Mantashe — of whom the Zondo Commission into State Capture stated that there was a “reasonable prospect” of a successful prosecution for corruption — has close ties to the coal mining sector and has impeded every attempt made to supplement Eskom’s capacity with renewables. Mantashe is also an enthusiastic proponent of a R200 billion deal with Turkey’s Karpowership, which uses offshore vessels to produce electricity using liquefied natural gas. There have been claims, strenuously denied, that ANC politicians and relatives of Mantashe have a beneficial interest in Karpowership SA.

Last week, the internationally influential Financial Times wrote that Eskom was “a study in miniature” of what had gone wrong with South Africa. De Ruyter’s job had been “made untenable” because he challenged “the entrenched position of coal [that] has been solidified by outright criminality”.

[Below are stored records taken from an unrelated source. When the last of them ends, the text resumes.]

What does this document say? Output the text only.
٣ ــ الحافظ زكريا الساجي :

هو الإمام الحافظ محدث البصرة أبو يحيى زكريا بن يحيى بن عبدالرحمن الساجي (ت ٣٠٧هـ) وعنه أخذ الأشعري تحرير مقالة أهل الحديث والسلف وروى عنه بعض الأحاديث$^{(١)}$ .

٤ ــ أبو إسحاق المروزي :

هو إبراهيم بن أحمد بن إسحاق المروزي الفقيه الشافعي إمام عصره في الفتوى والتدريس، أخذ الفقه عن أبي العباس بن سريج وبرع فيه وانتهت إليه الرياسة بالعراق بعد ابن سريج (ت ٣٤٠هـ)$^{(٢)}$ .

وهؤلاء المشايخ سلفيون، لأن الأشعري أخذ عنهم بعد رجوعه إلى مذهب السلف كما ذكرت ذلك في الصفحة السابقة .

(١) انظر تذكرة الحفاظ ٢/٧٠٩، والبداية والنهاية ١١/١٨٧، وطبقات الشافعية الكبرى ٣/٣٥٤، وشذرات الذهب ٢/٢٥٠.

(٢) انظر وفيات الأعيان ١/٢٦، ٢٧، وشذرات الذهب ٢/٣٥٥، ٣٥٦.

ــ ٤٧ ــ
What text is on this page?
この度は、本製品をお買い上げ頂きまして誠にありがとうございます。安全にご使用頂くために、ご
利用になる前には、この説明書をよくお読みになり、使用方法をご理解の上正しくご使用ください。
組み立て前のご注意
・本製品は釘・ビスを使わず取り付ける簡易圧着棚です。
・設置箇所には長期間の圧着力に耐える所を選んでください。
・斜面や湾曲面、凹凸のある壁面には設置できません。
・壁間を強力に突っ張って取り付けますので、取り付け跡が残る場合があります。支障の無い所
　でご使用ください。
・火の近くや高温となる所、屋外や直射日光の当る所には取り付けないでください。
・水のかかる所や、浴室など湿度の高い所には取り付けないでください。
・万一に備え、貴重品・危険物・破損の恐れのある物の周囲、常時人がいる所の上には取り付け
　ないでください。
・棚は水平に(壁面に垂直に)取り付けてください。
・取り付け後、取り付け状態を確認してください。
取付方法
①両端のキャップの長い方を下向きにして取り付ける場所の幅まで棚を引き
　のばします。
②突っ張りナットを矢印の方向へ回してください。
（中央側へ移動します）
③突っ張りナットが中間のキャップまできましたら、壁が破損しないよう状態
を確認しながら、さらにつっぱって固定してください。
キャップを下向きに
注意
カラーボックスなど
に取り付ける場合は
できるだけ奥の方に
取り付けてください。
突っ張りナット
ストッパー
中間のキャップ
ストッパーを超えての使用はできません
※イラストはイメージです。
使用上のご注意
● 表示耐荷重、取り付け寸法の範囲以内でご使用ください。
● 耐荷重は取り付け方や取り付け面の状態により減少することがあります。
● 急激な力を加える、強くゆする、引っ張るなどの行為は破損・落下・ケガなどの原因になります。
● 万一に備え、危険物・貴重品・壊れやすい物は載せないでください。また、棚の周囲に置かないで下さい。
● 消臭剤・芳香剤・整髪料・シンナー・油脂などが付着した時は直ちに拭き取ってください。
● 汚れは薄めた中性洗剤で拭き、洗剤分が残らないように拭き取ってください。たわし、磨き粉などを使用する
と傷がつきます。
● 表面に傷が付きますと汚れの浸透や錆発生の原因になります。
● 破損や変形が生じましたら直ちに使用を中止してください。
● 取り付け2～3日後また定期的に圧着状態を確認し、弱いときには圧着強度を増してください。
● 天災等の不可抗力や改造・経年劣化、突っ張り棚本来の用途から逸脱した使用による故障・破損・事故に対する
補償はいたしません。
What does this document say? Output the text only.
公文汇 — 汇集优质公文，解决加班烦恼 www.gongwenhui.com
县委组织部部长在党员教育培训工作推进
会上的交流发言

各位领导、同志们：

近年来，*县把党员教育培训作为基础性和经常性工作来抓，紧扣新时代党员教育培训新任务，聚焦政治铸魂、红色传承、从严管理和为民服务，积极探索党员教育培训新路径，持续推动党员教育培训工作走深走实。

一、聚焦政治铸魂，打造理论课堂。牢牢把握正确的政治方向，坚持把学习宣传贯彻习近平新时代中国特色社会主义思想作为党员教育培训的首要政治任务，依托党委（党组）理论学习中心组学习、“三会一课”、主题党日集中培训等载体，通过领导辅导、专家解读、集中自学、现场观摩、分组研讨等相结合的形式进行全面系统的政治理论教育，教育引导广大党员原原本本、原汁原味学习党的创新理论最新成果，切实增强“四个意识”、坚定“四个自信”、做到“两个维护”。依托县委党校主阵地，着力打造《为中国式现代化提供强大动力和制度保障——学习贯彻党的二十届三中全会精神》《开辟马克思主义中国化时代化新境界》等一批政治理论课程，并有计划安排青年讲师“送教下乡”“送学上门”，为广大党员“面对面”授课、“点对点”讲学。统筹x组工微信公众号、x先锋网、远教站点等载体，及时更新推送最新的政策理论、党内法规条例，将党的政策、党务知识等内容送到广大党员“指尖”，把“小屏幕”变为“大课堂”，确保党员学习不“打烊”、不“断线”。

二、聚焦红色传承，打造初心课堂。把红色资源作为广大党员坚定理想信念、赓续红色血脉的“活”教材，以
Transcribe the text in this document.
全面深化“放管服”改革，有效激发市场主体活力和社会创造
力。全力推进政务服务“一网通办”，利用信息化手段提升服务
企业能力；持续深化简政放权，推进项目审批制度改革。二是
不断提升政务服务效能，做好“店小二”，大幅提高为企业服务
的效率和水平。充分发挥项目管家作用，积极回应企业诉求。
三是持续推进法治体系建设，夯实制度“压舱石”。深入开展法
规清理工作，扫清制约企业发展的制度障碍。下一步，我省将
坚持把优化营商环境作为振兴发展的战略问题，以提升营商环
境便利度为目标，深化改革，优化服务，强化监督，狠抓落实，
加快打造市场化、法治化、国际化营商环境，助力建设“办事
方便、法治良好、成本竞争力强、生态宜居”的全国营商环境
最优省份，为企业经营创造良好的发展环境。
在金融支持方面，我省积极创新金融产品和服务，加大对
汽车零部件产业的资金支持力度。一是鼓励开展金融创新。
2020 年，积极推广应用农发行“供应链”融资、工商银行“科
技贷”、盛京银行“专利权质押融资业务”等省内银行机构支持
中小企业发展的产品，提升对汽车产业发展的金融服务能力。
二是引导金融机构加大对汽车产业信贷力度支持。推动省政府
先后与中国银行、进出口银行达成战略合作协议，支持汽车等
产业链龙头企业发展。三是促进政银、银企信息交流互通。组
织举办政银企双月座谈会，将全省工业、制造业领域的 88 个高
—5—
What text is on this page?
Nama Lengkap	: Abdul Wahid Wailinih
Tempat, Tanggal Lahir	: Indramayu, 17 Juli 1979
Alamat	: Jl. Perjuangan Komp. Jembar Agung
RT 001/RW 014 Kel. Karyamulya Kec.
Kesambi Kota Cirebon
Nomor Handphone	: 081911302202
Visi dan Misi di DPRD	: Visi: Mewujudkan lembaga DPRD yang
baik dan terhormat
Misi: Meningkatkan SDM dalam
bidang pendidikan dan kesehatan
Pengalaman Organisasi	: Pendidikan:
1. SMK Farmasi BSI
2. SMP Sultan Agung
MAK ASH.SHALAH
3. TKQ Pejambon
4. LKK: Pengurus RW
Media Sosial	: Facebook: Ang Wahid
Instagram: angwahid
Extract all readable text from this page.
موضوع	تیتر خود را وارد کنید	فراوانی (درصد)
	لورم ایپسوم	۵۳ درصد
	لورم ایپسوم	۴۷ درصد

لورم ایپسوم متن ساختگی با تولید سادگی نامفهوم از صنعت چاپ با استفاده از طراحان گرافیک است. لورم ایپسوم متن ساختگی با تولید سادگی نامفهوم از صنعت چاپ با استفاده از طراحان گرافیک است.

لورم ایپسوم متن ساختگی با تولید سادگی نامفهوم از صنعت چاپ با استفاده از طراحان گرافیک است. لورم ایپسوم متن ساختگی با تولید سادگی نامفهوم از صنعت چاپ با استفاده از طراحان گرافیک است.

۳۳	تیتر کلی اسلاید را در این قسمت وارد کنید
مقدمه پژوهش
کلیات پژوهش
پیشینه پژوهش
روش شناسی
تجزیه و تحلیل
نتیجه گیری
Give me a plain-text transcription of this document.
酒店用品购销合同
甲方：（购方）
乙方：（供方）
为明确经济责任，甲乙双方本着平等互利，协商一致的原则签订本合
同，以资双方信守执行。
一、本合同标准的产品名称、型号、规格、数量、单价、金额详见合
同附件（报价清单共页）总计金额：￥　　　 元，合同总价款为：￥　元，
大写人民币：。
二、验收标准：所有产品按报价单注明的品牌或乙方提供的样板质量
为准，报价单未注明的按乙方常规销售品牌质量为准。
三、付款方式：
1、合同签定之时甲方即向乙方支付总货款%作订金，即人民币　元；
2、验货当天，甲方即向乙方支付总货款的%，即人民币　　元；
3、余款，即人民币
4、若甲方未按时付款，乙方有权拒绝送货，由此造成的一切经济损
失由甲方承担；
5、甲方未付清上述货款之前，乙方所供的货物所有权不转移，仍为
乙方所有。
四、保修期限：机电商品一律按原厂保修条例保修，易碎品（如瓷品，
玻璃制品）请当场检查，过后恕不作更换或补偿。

The “insane” decisions made regarding Eskom showed that Ramaphosa’s administration, “far from addressing the problem, seems bent on prolonging it”. Also, “it is not clear that the ANC has the stomach to do what is right… 

“There are some good people still in the party of Nelson Mandela. But they are drowning in the swamp that will eventually swallow them all.”

As 2023 kicks off in earnest, finding not losing hope is possibly the greatest challenge for us ordinary South Africans. What remains to be seen is whether Ramaphosa is one of those “good people” that the FT — which historically has championed the cause of South Africa as an investment destination and the ANC’s ability to secure its future — believes still populate the governing party.